Dafür kommt der 2-in-1-PC auch nicht mit einem Haufen vorinstallierter Bloatware, wie das bei vielen Mobilgeräten der Fall ist. Mit an Bord ist aber natürlich die Windows 10-Assistentin Cortana. Wie sie im Alltag behilflich sein kann, haben wir in einem eigenen Ratgeber zusammengefasst.
Was mit jeder Version von Windows steigt, sind die Erwartungen an die Akkulaufzeit von Geräten. Trotz intelligentem Energiemanagement schafft es das Surface Pro 4 aber nicht durch einen kompletten Arbeitstag. Bei dauerhafter Nutzung muss es nach spätestens sechs bis sieben Stunden wieder aufgeladen werden. Damit bleibt das leistungsstarke Convertible deutlich hinter der Laufzeit aktueller Ultrabooks zurück. Bei sporadischer Tablet-Nutzung hingegen hielt das Surface im Test auch ein ganzes Wochenende mit einer Akkuladung durch.
Fazit: Sinnvolle Weiterentwicklung für Überzeugte
Das Microsoft Surface Pro 4 ist etwas leistungsstärker und etwas kleiner geworden, das Display fällt ein wenig größer aus als beim Vorgänger. Auch das Zubehör, den Surface Pen und das Type Cover, hat Microsoft minimal, aber sinnvoll modifiziert. Was allerdings geblieben ist, ist das grundsätzliche Konzept, die Gerätekategorien von Tablet und PC zu kombinieren.

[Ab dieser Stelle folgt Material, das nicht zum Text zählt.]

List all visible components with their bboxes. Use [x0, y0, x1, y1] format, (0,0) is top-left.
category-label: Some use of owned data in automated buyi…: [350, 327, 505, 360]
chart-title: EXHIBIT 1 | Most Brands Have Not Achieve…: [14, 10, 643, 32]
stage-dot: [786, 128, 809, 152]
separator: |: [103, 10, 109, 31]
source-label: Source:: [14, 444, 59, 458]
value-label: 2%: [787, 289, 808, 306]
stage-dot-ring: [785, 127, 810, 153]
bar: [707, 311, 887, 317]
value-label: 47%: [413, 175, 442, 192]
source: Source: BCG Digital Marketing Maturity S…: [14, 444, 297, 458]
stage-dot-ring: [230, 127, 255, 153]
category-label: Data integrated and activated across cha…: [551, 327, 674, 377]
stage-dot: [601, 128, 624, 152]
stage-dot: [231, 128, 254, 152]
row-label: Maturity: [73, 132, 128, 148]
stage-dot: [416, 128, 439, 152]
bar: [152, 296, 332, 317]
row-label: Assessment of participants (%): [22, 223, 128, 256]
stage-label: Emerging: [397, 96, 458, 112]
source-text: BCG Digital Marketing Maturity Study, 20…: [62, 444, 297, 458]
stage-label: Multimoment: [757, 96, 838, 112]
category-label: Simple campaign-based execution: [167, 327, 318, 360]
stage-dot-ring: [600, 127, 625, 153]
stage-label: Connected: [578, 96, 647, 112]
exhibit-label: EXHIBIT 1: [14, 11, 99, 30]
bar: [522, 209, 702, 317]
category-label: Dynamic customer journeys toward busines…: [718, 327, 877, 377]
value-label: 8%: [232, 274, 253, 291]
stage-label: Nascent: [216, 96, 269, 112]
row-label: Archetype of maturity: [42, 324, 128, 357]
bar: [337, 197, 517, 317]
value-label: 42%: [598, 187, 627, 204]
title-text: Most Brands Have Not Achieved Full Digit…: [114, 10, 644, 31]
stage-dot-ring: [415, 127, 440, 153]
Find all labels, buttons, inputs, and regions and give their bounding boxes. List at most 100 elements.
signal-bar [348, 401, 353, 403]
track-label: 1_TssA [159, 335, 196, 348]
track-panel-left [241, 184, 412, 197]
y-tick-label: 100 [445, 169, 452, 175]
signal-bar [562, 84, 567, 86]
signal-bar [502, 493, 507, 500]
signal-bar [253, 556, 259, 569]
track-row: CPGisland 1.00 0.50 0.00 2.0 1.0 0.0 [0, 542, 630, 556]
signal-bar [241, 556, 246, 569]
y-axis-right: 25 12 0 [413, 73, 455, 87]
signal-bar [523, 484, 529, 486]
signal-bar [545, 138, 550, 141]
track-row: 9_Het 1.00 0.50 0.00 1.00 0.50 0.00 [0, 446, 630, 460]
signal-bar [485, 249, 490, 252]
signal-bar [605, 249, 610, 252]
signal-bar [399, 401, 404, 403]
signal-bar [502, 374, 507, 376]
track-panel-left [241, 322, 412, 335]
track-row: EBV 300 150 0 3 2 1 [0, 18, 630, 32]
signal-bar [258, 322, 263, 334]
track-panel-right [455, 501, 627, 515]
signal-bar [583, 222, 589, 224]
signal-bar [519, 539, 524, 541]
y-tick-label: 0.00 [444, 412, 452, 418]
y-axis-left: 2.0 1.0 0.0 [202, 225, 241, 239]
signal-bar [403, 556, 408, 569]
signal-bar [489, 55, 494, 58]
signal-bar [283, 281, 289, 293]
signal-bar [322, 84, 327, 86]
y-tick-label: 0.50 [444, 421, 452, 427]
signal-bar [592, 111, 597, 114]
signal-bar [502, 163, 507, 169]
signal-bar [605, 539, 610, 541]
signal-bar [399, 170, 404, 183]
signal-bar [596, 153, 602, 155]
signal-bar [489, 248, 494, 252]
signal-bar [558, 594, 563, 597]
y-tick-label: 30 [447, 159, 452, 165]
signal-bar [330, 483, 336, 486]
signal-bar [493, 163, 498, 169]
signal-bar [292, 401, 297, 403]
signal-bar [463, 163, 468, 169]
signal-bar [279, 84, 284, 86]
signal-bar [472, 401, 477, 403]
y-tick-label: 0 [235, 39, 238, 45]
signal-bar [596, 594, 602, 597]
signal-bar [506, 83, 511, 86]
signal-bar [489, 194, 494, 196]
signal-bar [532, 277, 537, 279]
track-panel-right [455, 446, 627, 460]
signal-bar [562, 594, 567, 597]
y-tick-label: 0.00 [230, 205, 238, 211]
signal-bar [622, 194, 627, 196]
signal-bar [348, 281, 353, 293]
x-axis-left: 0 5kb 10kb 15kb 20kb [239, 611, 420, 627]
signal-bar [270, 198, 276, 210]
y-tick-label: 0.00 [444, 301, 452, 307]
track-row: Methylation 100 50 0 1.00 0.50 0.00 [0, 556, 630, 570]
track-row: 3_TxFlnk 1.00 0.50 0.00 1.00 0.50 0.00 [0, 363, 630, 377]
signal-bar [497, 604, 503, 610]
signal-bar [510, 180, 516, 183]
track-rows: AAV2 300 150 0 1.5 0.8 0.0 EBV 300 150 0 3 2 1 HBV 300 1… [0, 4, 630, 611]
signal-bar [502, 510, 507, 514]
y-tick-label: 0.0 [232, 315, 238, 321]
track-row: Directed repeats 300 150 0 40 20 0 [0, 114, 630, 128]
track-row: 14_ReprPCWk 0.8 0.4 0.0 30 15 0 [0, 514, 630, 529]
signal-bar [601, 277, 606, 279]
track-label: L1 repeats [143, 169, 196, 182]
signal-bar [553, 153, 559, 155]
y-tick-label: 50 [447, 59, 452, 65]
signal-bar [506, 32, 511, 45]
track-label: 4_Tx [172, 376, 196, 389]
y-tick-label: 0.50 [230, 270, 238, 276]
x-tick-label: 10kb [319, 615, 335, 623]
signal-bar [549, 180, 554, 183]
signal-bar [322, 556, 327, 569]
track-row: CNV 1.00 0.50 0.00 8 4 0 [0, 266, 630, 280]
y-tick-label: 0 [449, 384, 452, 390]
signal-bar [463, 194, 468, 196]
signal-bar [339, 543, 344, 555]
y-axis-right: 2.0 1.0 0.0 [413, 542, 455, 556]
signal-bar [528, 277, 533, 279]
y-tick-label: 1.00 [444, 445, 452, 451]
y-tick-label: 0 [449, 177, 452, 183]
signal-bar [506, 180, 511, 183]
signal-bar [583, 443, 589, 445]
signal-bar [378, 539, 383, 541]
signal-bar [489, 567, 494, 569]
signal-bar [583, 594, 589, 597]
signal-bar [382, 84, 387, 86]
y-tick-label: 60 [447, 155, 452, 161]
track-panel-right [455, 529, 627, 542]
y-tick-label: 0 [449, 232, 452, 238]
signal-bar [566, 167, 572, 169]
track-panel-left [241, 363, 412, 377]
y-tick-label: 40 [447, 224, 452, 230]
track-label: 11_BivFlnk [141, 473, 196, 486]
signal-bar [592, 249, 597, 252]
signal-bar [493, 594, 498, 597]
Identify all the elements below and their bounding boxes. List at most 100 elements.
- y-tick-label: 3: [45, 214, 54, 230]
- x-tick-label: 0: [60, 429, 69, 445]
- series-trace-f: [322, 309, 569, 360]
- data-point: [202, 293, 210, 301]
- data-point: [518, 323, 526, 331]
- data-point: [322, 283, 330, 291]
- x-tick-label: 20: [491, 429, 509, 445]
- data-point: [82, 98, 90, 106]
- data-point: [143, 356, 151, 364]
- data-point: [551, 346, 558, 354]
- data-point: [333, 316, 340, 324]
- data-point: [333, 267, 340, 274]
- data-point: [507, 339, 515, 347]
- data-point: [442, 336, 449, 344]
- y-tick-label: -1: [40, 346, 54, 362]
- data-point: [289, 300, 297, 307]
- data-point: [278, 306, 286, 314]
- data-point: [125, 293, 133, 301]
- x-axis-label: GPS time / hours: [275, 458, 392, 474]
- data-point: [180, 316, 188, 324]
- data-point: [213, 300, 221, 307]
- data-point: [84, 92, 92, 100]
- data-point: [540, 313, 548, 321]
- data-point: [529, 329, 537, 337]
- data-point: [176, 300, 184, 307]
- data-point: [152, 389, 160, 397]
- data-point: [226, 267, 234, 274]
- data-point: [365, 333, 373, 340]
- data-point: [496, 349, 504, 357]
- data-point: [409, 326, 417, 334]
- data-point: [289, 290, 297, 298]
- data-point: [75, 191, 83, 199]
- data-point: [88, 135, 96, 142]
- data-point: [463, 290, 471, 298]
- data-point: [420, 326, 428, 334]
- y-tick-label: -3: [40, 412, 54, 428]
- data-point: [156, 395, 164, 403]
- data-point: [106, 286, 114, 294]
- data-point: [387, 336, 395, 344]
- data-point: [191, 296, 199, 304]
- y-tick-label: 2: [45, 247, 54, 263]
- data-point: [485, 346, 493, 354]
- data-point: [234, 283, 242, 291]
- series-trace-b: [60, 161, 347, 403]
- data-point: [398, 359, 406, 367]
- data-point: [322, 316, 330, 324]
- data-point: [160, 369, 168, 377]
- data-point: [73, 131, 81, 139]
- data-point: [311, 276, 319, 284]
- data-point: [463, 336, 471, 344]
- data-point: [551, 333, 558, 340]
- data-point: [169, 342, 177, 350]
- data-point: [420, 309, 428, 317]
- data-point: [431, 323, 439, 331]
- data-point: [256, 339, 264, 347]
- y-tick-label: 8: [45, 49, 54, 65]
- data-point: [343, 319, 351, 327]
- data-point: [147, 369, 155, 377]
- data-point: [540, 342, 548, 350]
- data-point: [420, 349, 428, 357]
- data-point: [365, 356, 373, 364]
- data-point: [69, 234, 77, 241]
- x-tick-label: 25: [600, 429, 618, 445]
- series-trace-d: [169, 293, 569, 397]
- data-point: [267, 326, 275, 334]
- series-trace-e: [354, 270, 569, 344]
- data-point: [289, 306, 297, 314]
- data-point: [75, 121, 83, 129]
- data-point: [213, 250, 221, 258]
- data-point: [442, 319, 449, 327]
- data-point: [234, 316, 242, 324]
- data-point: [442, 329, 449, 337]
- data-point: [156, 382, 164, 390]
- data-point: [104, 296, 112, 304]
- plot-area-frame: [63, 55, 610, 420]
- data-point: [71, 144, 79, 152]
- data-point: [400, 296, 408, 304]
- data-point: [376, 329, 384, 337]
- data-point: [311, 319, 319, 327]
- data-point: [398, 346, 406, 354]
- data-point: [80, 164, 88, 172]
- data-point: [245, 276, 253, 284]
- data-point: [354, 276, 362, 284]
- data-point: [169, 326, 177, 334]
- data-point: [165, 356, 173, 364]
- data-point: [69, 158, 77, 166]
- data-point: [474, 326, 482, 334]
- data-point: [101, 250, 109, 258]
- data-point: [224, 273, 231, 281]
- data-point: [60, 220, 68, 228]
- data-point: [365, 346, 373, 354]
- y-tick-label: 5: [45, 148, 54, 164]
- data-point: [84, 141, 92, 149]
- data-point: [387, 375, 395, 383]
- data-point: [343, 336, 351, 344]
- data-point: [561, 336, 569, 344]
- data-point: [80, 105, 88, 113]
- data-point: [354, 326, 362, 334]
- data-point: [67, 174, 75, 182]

Wer davon bisher nicht überzeugt war, den wird auch das Surface Pro 4 eher kalt lassen. Doch wer sich mit dem Gedanken an ein Convertible anfreunden kann, der findet im neuen Microsoft-Modell einen der besten Vertreter seiner Klasse.
Ein Wermutstropfen bleibt allerdings der Preis. Dafür, dass man in beiden Gerätekategorien Abstriche machen muss, ist das Surface Pro 4 wirklich teuer. Das Testmodell mit einer UVP von 1099 Euro ist im Zusammenspiel mit der 149,99 Euro teuren Tastatur ein sehr gutes Convertible. Wer sich aber entscheiden kann, ist im Vorteil: Sehr gute Laptops und sehr gute Tablets gibt es nämlich deutlich preiswerter.